Tulisan ini adalah seri ketiga dari serial Kultum Ramadhan SKI. Pada seri pertama kita telah bersama membahas tentang apa sih yang harus dijadikan misi utama kita pada bulan ini?. Dan telah sama-sama kita temukan jawabannya dari Al Quran, yaitu "menjadikan Al Quran sebagai pegangan hidup". Cara untuk mencapainya adalah dengan berpuasa, yakni mensucikan jiwa kita dari kotoran-kotoran jiwa seperti syirk, nifaq dan ketergantungan kepada selain Allah, karena hanya jiwa yang suci sajalah yang akan bisa menyentuh ajaran Al Quran - laa yamassu-hu illa l muthahharuun. Pada seri kedua kita telah membahas keterkaitan antara Al Quran dan ketaqwaan, yang mana ketaqwaan adalah target dari puasa. Disamping itu juga kita telah ketahui bersama bagaimana aplikasinya dalam kehidupan sehari-hari, baik fardiyah maupun jam'iyah, baik 'ain maupun kifayah, baik mahdhah maupun ghayru mahdhah, individual dan sosial.

Untuk lebih menguatkan pemahaman kita tentang hal ini, ada baiknya kita melirik kepada uswah kita yaitu Rasulullah Muhammad SAW. Bagaimana beliau menyelenggarakan Ramadhan bersama rakyatnya?

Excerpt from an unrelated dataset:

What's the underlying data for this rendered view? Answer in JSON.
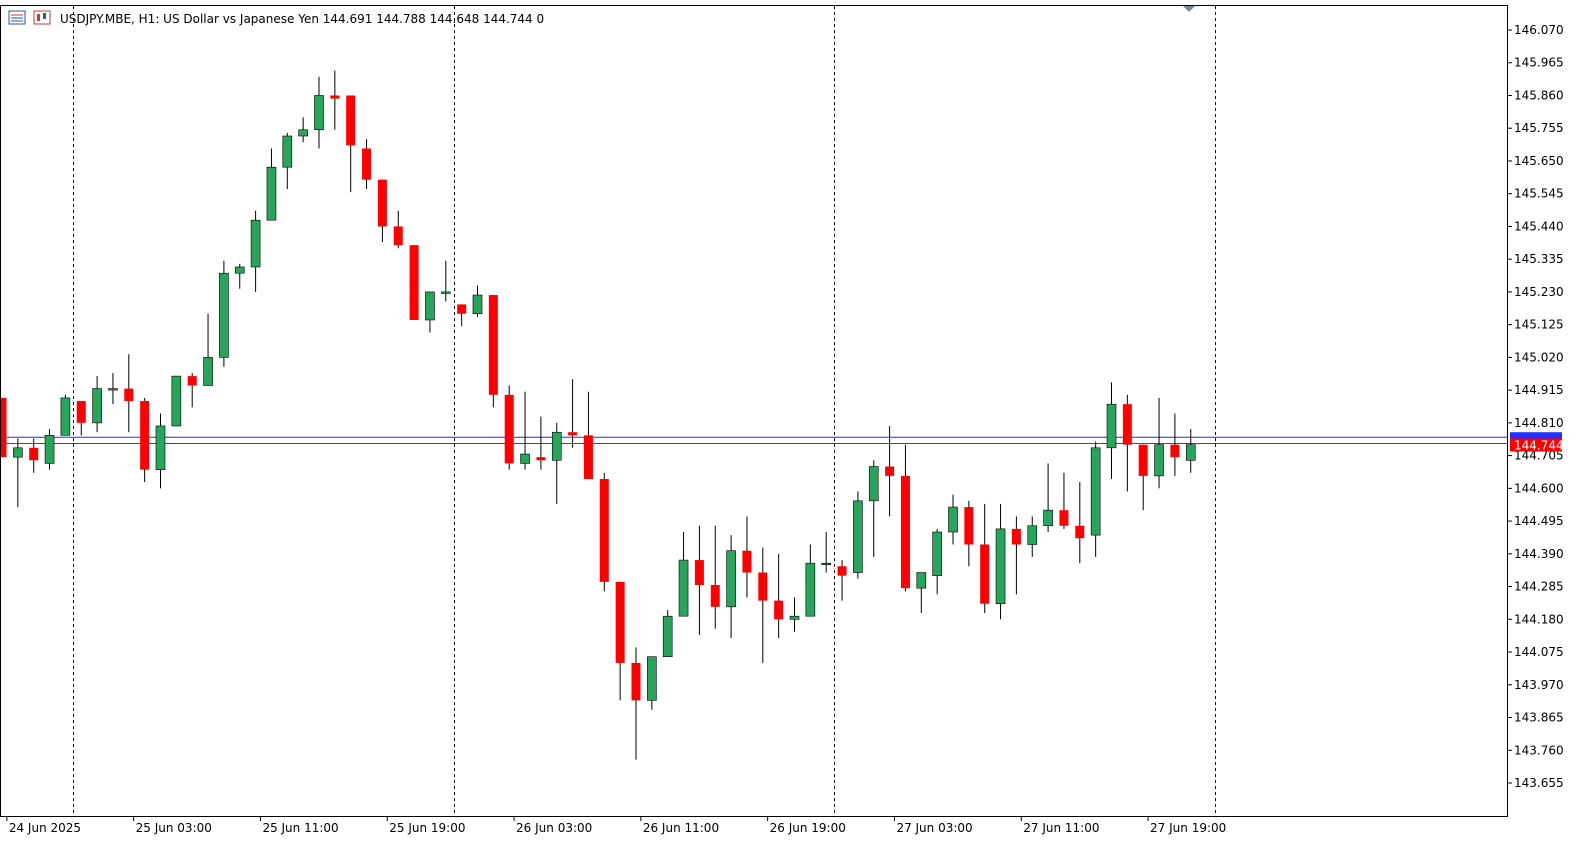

Perintah berpuasa pada bulan Ramadhan, yakni surat Al Baqarah ayat 183 diturunkan pada 10 Sya’ban, satu setengah tahun setelah umat Islam hijrah ke Yatsrib dan membangun Madinah. Ketika itu, Nabi Muhammad baru saja diperintahkan untuk mengalihkan arah kiblat dari Baitulmaqdis (Yerusalem) ke Ka’bah di Masjidil Haram, Mekah.

QS. Al Baqarah (2): 144.
قَد نَرىٰ تَقَلُّبَ وَجهِكَ فِى السَّماءِ ۖ فَلَنُوَلِّيَنَّكَ قِبلَةً تَرضىٰها ۚ فَوَلِّ وَجهَكَ شَطرَ المَسجِدِ الحَرامِ ۚ وَحَيثُ ما كُنتُم فَوَلّوا وُجوهَكُم شَطرَهُ ۗ وَإِنَّ الَّذينَ أوتُوا الكِتٰبَ لَيَعلَمونَ أَنَّهُ الحَقُّ مِن رَبِّهِم ۗ وَمَا اللَّهُ بِغٰفِلٍ عَمّا يَعمَلونَ ﴿١٤٤


Artinya: "Sungguh Kami (sering) melihat mukamu menengadah ke langit , maka sungguh Kami akan memalingkan kamu ke kiblat yang kamu sukai. Palingkanlah "wajahmu" ke arah Masjidil Haram. Dan dimana saja kamu berada, palingkanlah "wajahmu" ke arahnya. Dan sesungguhnya orang-orang (Yahudi dan Nasrani) yang diberi Al Kitab (Taurat dan Injil) memang mengetahui, bahwa berpaling ke Masjidil Haram itu adalah benar dari Rabb-nya; dan Allah sekali-kali tidak lengah dari apa yang mereka kerjakan."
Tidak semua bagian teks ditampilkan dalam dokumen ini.